Thirty-six-year-old Eman Ahmed weighs 1,102 pounds (500 kg), making her the world’s heaviest woman currently alive today. The Egyptian woman has mostly been bedridden for the last two decades, and after suffering a stroke two years ago, she is unable to speak or move. However, a report from CNN says that Ahmed is due to receive lifesaving surgeries that may have her losing close to 900 pounds.
According to the Guinness Book of World Records, Rosalie Bradford, who died in 2006, holds the record as the world’s heaviest woman, having supposedly reached a peak weight of 1,200 pounds in January 1987. The current record for heaviest living woman belongs to another American, Pauline Potter, who was weighed at 647 pounds in July 2012.
As such, Eman Ahmed has yet to be certified as a Guinness record-holder, but if her family’s claims are accurate, she would outweigh Potter by more than 400 pounds. Moreover, it’s been a long battle for Ahmed, who has reportedly suffered from thyroid problems since childhood.
Eman’s sister Shaimaa Ahmed told CNN that when the thyroid problems made Eman “lethargic,” she had no choice but to stop attending school in the fifth grade. Her weight at that time also made it extremely difficult for her to move around; as she was unable to stand, she had to scoot around on her knees for movement.
“She would use her knees to reach the car in the parking lot and we would drive her across Alexandria and the coast without leaving the car.”
Shaimaa also says that Eman had “always remained patient and funny” despite her condition, and had always held out hope that she would one day lose weight. Things, however, took a turn for the worse in recent years, when Eman Ahmed had reached a weight of 660 pounds. After going on a strict diet, Eman’s cholesterol levels had caused her to lose consciousness, and she was then found to have suffered from a stroke.
Eman had reached her present weight after her body began to retain water in the aftermath of her stroke.
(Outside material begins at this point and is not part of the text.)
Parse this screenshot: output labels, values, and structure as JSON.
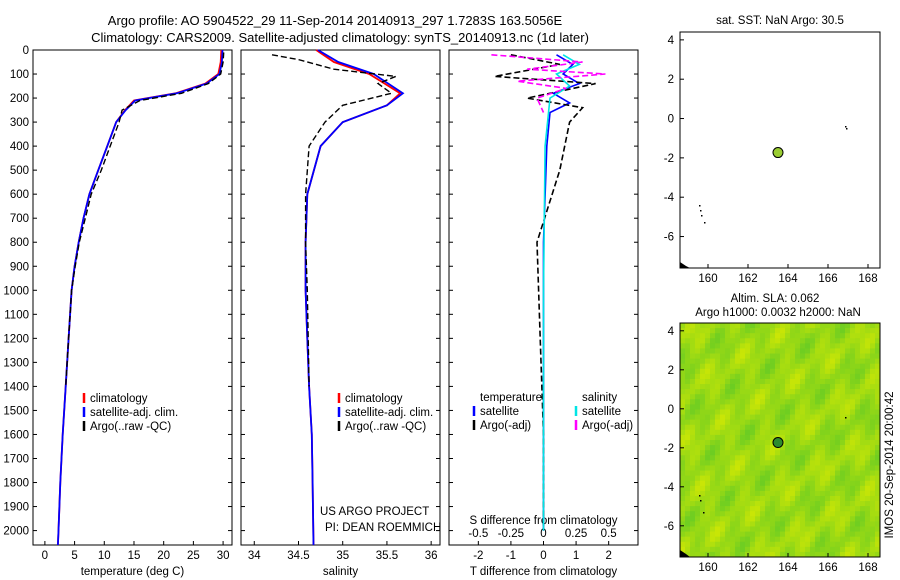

Moreover, while the doctors the Ahmed family consulted with weren’t able to figure out why she was gaining so much weight, a new ray of hope came about when Mumbai-based surgeon Dr. Muffazal Lakdawala learned of Eman’s plight through a social media initiative launched by Shaimaa. Dr. Lakdawala, in turn, launched his own fundraising campaign to allow Eman Ahmed to fly to India and undergo a series of surgeries that have “never been done before.”
“The family is poor and cannot afford the cost of a private chartered flight to Mumbai from Cairo,” he told My Medical Mantra in an interview. “While we asked the family to make her passport and arrange for visa, I started collecting funds.”
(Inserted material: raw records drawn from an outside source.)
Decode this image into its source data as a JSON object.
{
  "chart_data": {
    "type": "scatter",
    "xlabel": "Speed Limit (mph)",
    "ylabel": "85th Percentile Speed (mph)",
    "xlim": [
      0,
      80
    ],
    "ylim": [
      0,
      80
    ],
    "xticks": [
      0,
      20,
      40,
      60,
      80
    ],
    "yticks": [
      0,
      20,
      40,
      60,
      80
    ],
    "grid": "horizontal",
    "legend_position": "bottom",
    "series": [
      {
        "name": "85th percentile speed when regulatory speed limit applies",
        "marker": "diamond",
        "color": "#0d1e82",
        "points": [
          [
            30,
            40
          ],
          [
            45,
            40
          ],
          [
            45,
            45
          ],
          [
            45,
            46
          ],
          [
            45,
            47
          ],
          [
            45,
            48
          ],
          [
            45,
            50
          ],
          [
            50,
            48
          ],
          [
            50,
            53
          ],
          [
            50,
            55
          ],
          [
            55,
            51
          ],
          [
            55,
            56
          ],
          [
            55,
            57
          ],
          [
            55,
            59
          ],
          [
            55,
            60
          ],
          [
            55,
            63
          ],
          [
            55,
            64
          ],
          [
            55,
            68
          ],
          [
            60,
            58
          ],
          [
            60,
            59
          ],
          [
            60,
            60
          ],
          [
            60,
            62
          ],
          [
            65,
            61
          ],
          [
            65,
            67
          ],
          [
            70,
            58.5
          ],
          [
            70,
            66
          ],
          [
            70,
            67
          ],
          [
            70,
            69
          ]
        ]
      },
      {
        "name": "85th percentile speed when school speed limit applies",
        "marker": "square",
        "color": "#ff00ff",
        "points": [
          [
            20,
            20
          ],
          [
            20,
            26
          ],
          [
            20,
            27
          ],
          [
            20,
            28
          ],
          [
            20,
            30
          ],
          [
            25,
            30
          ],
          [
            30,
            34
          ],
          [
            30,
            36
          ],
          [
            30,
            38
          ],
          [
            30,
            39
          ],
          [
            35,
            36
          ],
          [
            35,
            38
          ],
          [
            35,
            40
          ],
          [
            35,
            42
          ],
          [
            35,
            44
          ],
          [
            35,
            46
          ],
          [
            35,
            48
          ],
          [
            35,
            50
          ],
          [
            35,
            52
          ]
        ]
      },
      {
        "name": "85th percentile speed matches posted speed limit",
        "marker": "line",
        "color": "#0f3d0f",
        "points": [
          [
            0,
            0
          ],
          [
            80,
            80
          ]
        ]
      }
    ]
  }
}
All in all, Dr. Lakdawala hopes that the procedures will allow Eman Ahmed, the world’s heaviest woman, to lose over 80 percent of her body weight and go back down to less than 220 pounds.
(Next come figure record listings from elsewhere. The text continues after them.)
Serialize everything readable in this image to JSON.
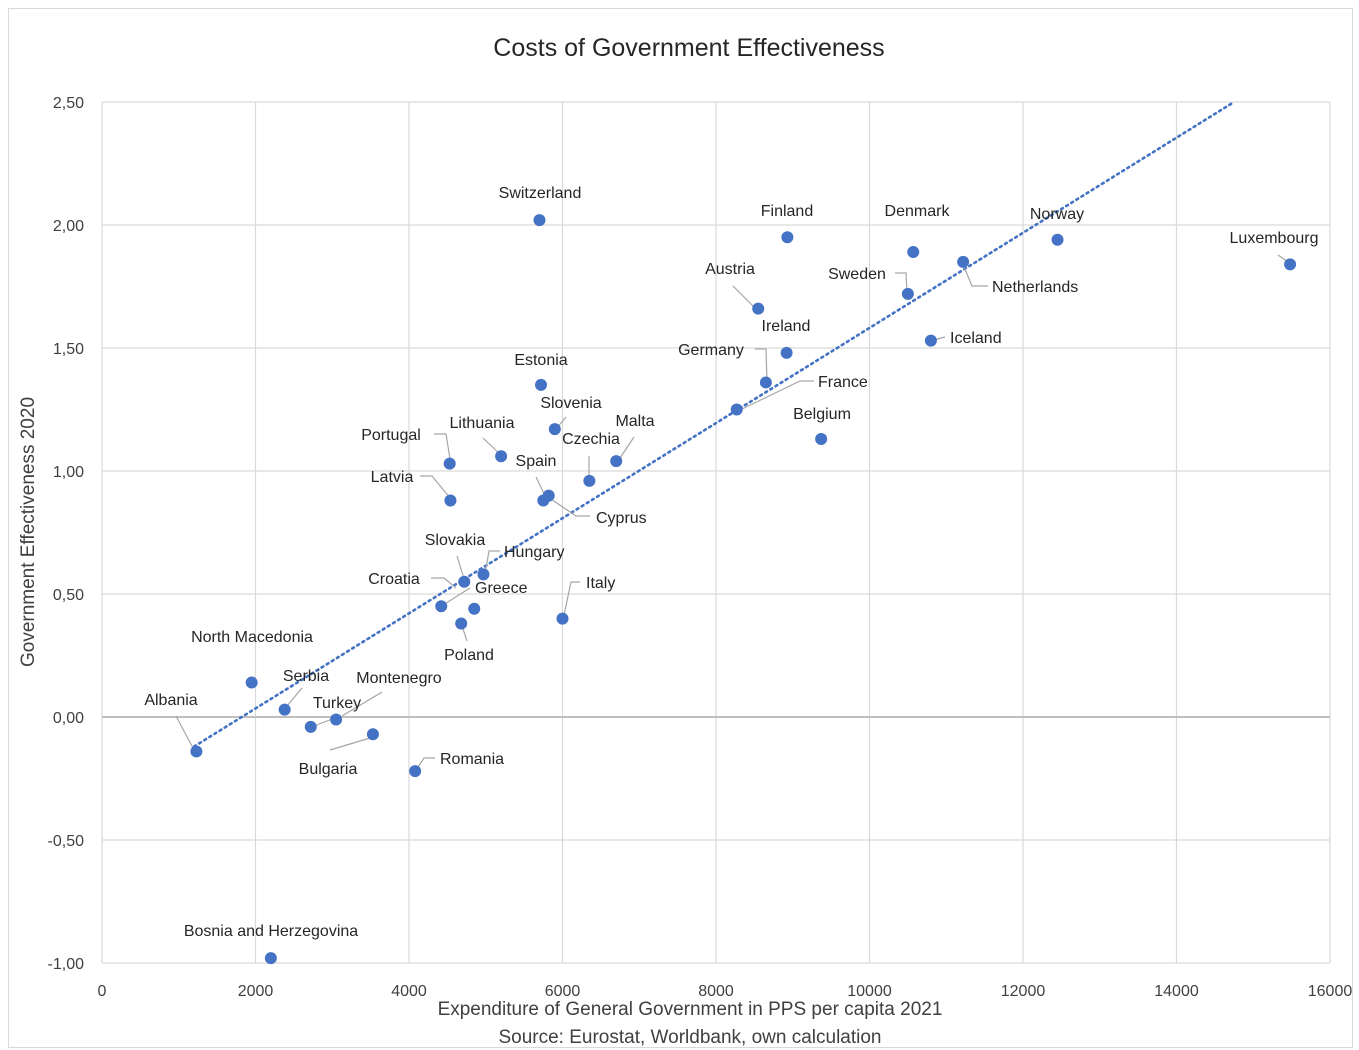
{
  "chart_data": {
    "type": "scatter",
    "title": "Costs of Government Effectiveness",
    "xlabel": "Expenditure of General Government in PPS per capita 2021",
    "source": "Source: Eurostat, Worldbank, own calculation",
    "ylabel": "Government Effectiveness 2020",
    "xlim": [
      0,
      16000
    ],
    "ylim": [
      -1,
      2.5
    ],
    "x_ticks": [
      "0",
      "2000",
      "4000",
      "6000",
      "8000",
      "10000",
      "12000",
      "14000",
      "16000"
    ],
    "y_ticks": [
      "2,50",
      "2,00",
      "1,50",
      "1,00",
      "0,50",
      "0,00",
      "-0,50",
      "-1,00"
    ],
    "grid": true,
    "marker_color": "#4472c4",
    "trendline": {
      "style": "dotted",
      "color": "#4472c4",
      "from": [
        1200,
        -0.12
      ],
      "to": [
        14750,
        2.5
      ]
    },
    "points": [
      {
        "label": "Switzerland",
        "x": 5700,
        "y": 2.02
      },
      {
        "label": "Finland",
        "x": 8930,
        "y": 1.95
      },
      {
        "label": "Denmark",
        "x": 10570,
        "y": 1.89
      },
      {
        "label": "Norway",
        "x": 12450,
        "y": 1.94
      },
      {
        "label": "Luxembourg",
        "x": 15480,
        "y": 1.84
      },
      {
        "label": "Netherlands",
        "x": 11220,
        "y": 1.85
      },
      {
        "label": "Sweden",
        "x": 10500,
        "y": 1.72
      },
      {
        "label": "Austria",
        "x": 8550,
        "y": 1.66
      },
      {
        "label": "Ireland",
        "x": 8920,
        "y": 1.48
      },
      {
        "label": "Iceland",
        "x": 10800,
        "y": 1.53
      },
      {
        "label": "Germany",
        "x": 8650,
        "y": 1.36
      },
      {
        "label": "France",
        "x": 8270,
        "y": 1.25
      },
      {
        "label": "Belgium",
        "x": 9370,
        "y": 1.13
      },
      {
        "label": "Estonia",
        "x": 5720,
        "y": 1.35
      },
      {
        "label": "Slovenia",
        "x": 5900,
        "y": 1.17
      },
      {
        "label": "Malta",
        "x": 6700,
        "y": 1.04
      },
      {
        "label": "Czechia",
        "x": 6350,
        "y": 0.96
      },
      {
        "label": "Lithuania",
        "x": 5200,
        "y": 1.06
      },
      {
        "label": "Spain",
        "x": 5820,
        "y": 0.9
      },
      {
        "label": "Cyprus",
        "x": 5750,
        "y": 0.88
      },
      {
        "label": "Portugal",
        "x": 4530,
        "y": 1.03
      },
      {
        "label": "Latvia",
        "x": 4540,
        "y": 0.88
      },
      {
        "label": "Slovakia",
        "x": 4720,
        "y": 0.55
      },
      {
        "label": "Hungary",
        "x": 4970,
        "y": 0.58
      },
      {
        "label": "Croatia",
        "x": 4420,
        "y": 0.45
      },
      {
        "label": "Greece",
        "x": 4850,
        "y": 0.44
      },
      {
        "label": "Poland",
        "x": 4680,
        "y": 0.38
      },
      {
        "label": "Italy",
        "x": 6000,
        "y": 0.4
      },
      {
        "label": "North Macedonia",
        "x": 1950,
        "y": 0.14
      },
      {
        "label": "Serbia",
        "x": 2380,
        "y": 0.03
      },
      {
        "label": "Turkey",
        "x": 2720,
        "y": -0.04
      },
      {
        "label": "Montenegro",
        "x": 3050,
        "y": -0.01
      },
      {
        "label": "Bulgaria",
        "x": 3530,
        "y": -0.07
      },
      {
        "label": "Albania",
        "x": 1230,
        "y": -0.14
      },
      {
        "label": "Romania",
        "x": 4080,
        "y": -0.22
      },
      {
        "label": "Bosnia and Herzegovina",
        "x": 2200,
        "y": -0.98
      }
    ]
  }
}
“She is battling with her life every single day … Right now she is like a living bombshell, which could blow up on her any moment.”
The Ahmed family experienced a setback when, due to Eman’s inability to visit the Indian embassy in person, her visa application was denied. However, Dr. Lakdawala had explained the situation via Twitter to India’s external affairs minister Sushma Swaraj, and she had agreed to expedite Eman’s visa on the basis of humanitarian grounds just two hours after the doctor had sent out the tweet.
That wasn’t the only challenge Dr. Lakdawala had faced ahead of the operation. Due to Eman Ahmed’s size, it would be difficult to have her board a plane on a stretcher. He told CNN that he has made the necessary preparations for her flight to India, including speaking to airlines and looking for flights that would allow her to lie horizontally, and ensuring that she is taken care of by an all-female team, as Egypt is a predominantly Muslim country.
“I will be the only male when it eventually comes to operating on her.”
It may take a while, however, for the operations on Eman Ahmed to be completed. Dr. Lakdawala says that reducing the world’s heaviest woman to a weight (at least 220 pounds/100 kg) where she can bend would require two operations, and a wait of at least three and a half years. She may also have to stay for several more months in Mumbai for further monitoring, should the surgery be successful.